Il reato di omesso versamento delle ritenute è caratterizzato da dolo generico ed integrato dalla consapevole scelta di omettere i versamenti dovuti.

I casi. La Terza Sezione Penale della Corte di Cassazione, con 2 sentenze depositate il 28 gennaio 2014 n. 3705/2014 e n. 3689/2014 , si è occupata della configurabilità del reato di omesso versamento delle ritenute. In particolare, i giudici di Piazza Cavour hanno sottolineato che il reato in questione è caratterizzato da dolo generico ed integrato dalla consapevole scelta di omettere i versamenti dovuti. Insomma, ciò che conta è la mera consapevolezza della condotta omissiva . La crisi economica non scrimina il reato.
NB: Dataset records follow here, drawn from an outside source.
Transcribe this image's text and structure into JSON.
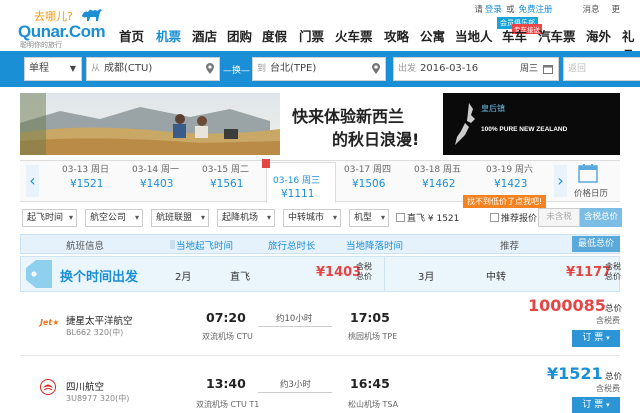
{
  "header": {
    "logo_tag": "去哪儿?",
    "logo": "Qunar.Com",
    "logo_sub": "聪明你的旅行",
    "top_links": {
      "login": "请",
      "login_link": "登录",
      "or": "或",
      "register": "免费注册",
      "messages": "消息",
      "more": "更"
    },
    "member_badge": "会员俱乐部",
    "zhuanche_badge": "专车接送",
    "nav": [
      "首页",
      "机票",
      "酒店",
      "团购",
      "度假",
      "门票",
      "火车票",
      "攻略",
      "公寓",
      "当地人",
      "车车",
      "汽车票",
      "海外",
      "礼品"
    ]
  },
  "search": {
    "trip_type": "单程",
    "from_hint": "从",
    "from_value": "成都(CTU)",
    "swap": "—换—",
    "to_hint": "到",
    "to_value": "台北(TPE)",
    "depart_hint": "出发",
    "depart_value": "2016-03-16",
    "depart_week": "周三",
    "return_hint": "返回"
  },
  "banner": {
    "headline_1": "快来体验新西兰",
    "headline_2": "的秋日浪漫!",
    "brand": "皇后镇",
    "brand_en": "100% PURE NEW ZEALAND"
  },
  "dates": [
    {
      "date": "03-13 周日",
      "price": "¥1521"
    },
    {
      "date": "03-14 周一",
      "price": "¥1403"
    },
    {
      "date": "03-15 周二",
      "price": "¥1561"
    },
    {
      "date": "03-16 周三",
      "price": "¥1111"
    },
    {
      "date": "03-17 周四",
      "price": "¥1506"
    },
    {
      "date": "03-18 周五",
      "price": "¥1462"
    },
    {
      "date": "03-19 周六",
      "price": "¥1423"
    }
  ],
  "calendar_label": "价格日历",
  "hint_tip": "找不到低价了点我吧!",
  "filters": {
    "dropdowns": [
      "起飞时间",
      "航空公司",
      "航班联盟",
      "起降机场",
      "中转城市",
      "机型"
    ],
    "direct_label": "直飞",
    "direct_price": "¥ 1521",
    "recommend_label": "推荐报价",
    "tax_off": "未含税",
    "tax_on": "含税总价"
  },
  "columns": [
    "航班信息",
    "当地起飞时间",
    "旅行总时长",
    "当地降落时间",
    "推荐",
    "最低总价"
  ],
  "promo": {
    "title": "换个时间出发",
    "left_month": "2月",
    "left_type": "直飞",
    "left_price": "¥1403",
    "left_tax_1": "含税",
    "left_tax_2": "总价",
    "right_month": "3月",
    "right_type": "中转",
    "right_price": "¥1177",
    "right_tax_1": "含税",
    "right_tax_2": "总价"
  },
  "flights": [
    {
      "logo": "Jet★",
      "airline": "捷星太平洋航空",
      "code": "BL662 320(中)",
      "dep_time": "07:20",
      "dep_airport": "双流机场 CTU",
      "duration": "约10小时",
      "arr_time": "17:05",
      "arr_airport": "桃园机场 TPE",
      "price": "1000085",
      "price_suffix": "总价",
      "tax_note": "含税费",
      "book": "订 票"
    },
    {
      "logo": "✈",
      "airline": "四川航空",
      "code": "3U8977 320(中)",
      "dep_time": "13:40",
      "dep_airport": "双流机场 CTU T1",
      "duration": "约3小时",
      "arr_time": "16:45",
      "arr_airport": "松山机场 TSA",
      "price": "¥1521",
      "price_suffix": "总价",
      "tax_note": "含税费",
      "book": "订 票"
    }
  ],
  "colors": {
    "brand_blue": "#1a8fd6",
    "price_red": "#e64545",
    "header_bg": "#1a8fd6"
  }
}
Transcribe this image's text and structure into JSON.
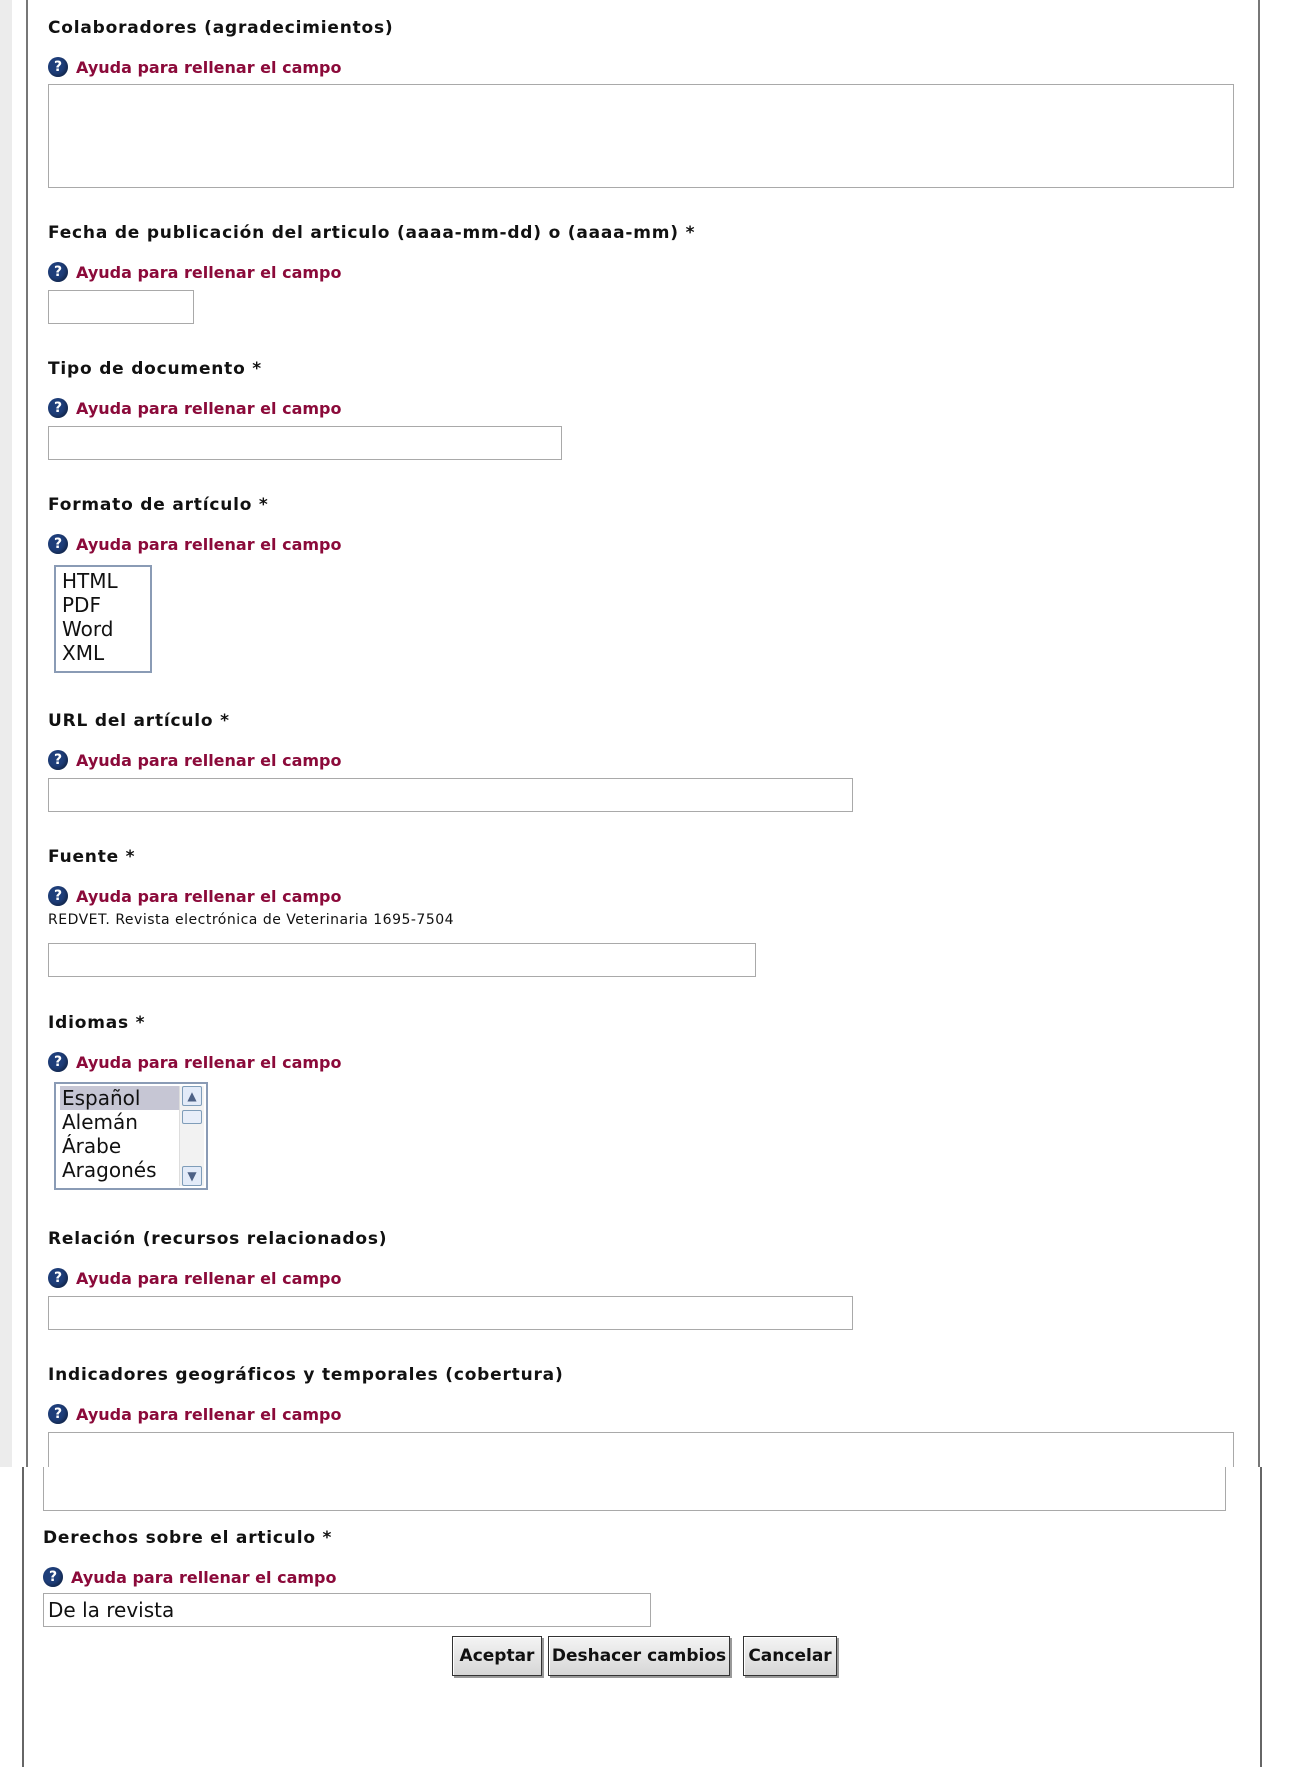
{
  "help_text": "Ayuda para rellenar el campo",
  "colors": {
    "help_link": "#8b0a3a",
    "help_icon": "#1e3e7a"
  },
  "icons": {
    "help": "question-circle-icon"
  },
  "fields": {
    "colaboradores": {
      "label": "Colaboradores (agradecimientos)",
      "value": ""
    },
    "fecha": {
      "label": "Fecha de publicación del articulo (aaaa-mm-dd) o (aaaa-mm) *",
      "value": ""
    },
    "tipo": {
      "label": "Tipo de documento *",
      "value": ""
    },
    "formato": {
      "label": "Formato de artículo *",
      "options": [
        "HTML",
        "PDF",
        "Word",
        "XML"
      ]
    },
    "url": {
      "label": "URL del artículo *",
      "value": ""
    },
    "fuente": {
      "label": "Fuente *",
      "note": "REDVET. Revista electrónica de Veterinaria 1695-7504",
      "value": ""
    },
    "idiomas": {
      "label": "Idiomas *",
      "options": [
        "Español",
        "Alemán",
        "Árabe",
        "Aragonés"
      ],
      "selected": "Español"
    },
    "relacion": {
      "label": "Relación (recursos relacionados)",
      "value": ""
    },
    "cobertura": {
      "label": "Indicadores geográficos y temporales (cobertura)",
      "value": ""
    },
    "derechos": {
      "label": "Derechos sobre el articulo *",
      "value": "De la revista"
    }
  },
  "buttons": {
    "accept": "Aceptar",
    "undo": "Deshacer cambios",
    "cancel": "Cancelar"
  }
}
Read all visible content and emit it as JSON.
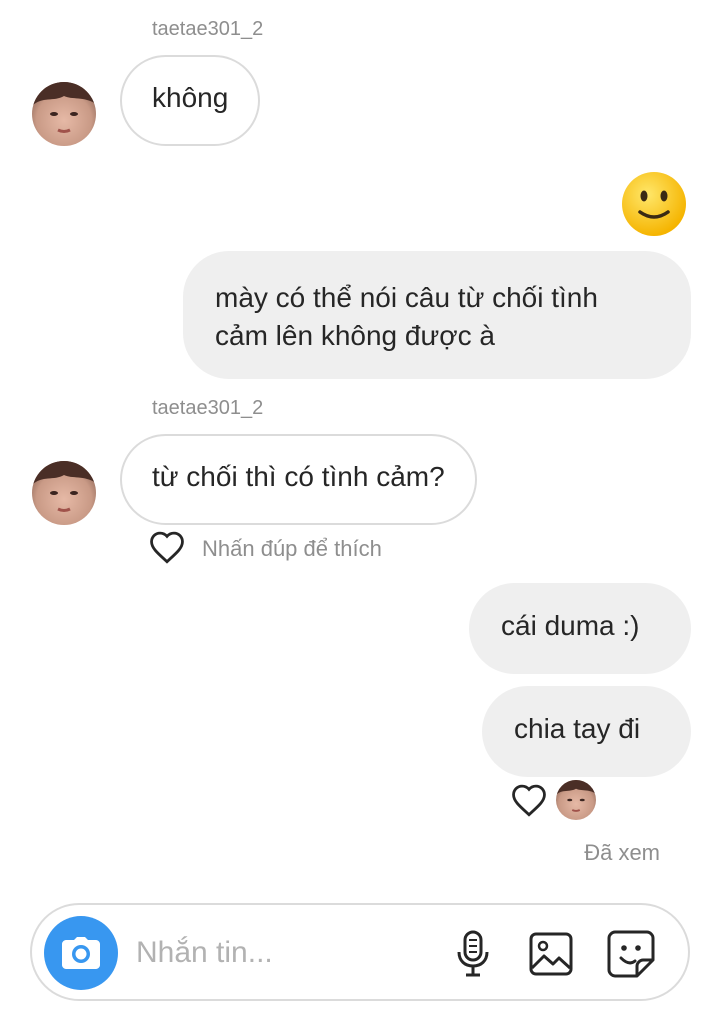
{
  "thread": {
    "messages": [
      {
        "sender_name": "taetae301_2",
        "text": "không"
      },
      {
        "reaction_emoji": "slightly-smiling-face-icon"
      },
      {
        "text_line1": "mày có thể nói câu từ chối tình",
        "text_line2": "cảm lên không được à"
      },
      {
        "sender_name": "taetae301_2",
        "text": "từ chối thì có tình cảm?",
        "like_hint": "Nhấn đúp để thích"
      },
      {
        "text": "cái duma :)"
      },
      {
        "text": "chia tay đi"
      }
    ],
    "seen_label": "Đã xem"
  },
  "composer": {
    "placeholder": "Nhắn tin...",
    "icons": [
      "camera-icon",
      "microphone-icon",
      "gallery-icon",
      "sticker-icon"
    ]
  },
  "colors": {
    "accent_blue": "#3897f0",
    "incoming_border": "#dbdbdb",
    "outgoing_bubble": "#efefef",
    "muted_text": "#8e8e8e"
  }
}
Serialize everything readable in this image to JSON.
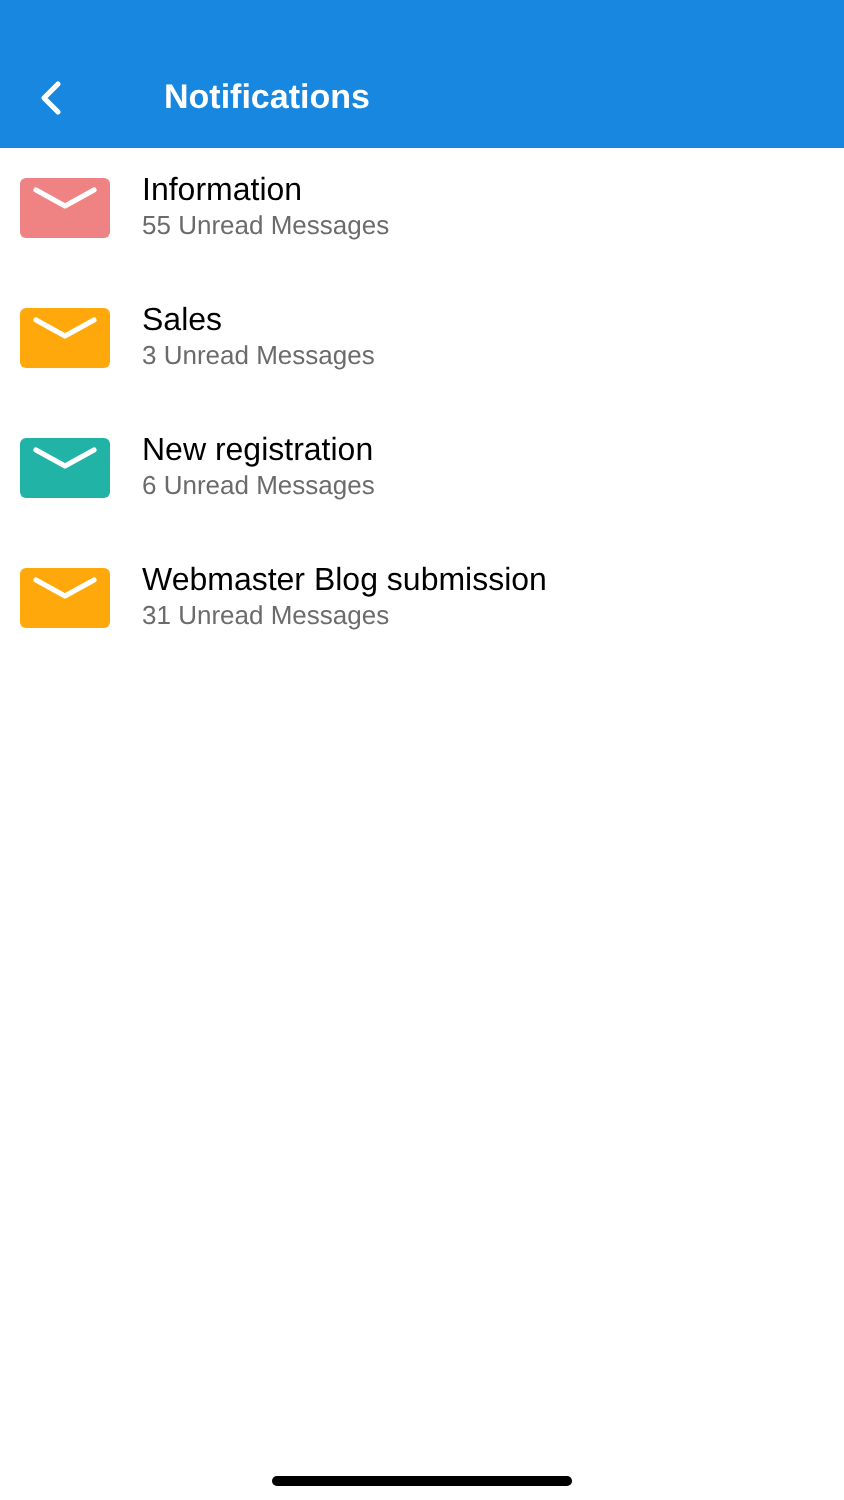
{
  "header": {
    "title": "Notifications"
  },
  "notifications": [
    {
      "title": "Information",
      "subtitle": "55 Unread Messages",
      "color": "#ef8283"
    },
    {
      "title": "Sales",
      "subtitle": "3 Unread Messages",
      "color": "#ffa80c"
    },
    {
      "title": "New registration",
      "subtitle": "6 Unread Messages",
      "color": "#20b3a6"
    },
    {
      "title": "Webmaster Blog submission",
      "subtitle": "31 Unread Messages",
      "color": "#ffa80c"
    }
  ]
}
Nel caso affrontato con la sentenza n. 3705, gli Ermellini hanno altresì precisato che non rileva, sotto il profilo dell’elemento soggettivo, la circostanza che il datore di lavoro attraversi una fase di criticità e destini risorse finanziarie per far fronte a debiti ritenuti più urgenti . E il reato – si legge nel dispositivo – è configurabile anche nel caso in cui si accerti l’esistenza del successivo stato di insolvenza dell’imprenditore. Insomma, è stato accolto il ricorso del procuratore e sarà la Corte di appello di Brescia ad esaminare nuovamente la questione. L’onere della prova grava sulla pubblica accusa. Anche la responsabilità penale del legale rappresentante della società ricorrente in Cassazione, sent. n. 3689/2014, verrà nuovamente valutata dai giudici del rinvio, ma partendo da basi un po’ differenti. La S.C., infatti, in questo caso, pur confermando la punibilità del reato di omesso versamento a titolo di dolo generico, ha specificato che l’onere della prova delle certificazioni attestanti le ritenute operate grava, senza dubbio alcuno , sulla pubblica accusa, anche se può assolverlo sia mediante il ricorso a prove documentali o testimoniali oppure attraverso la prova indiziaria .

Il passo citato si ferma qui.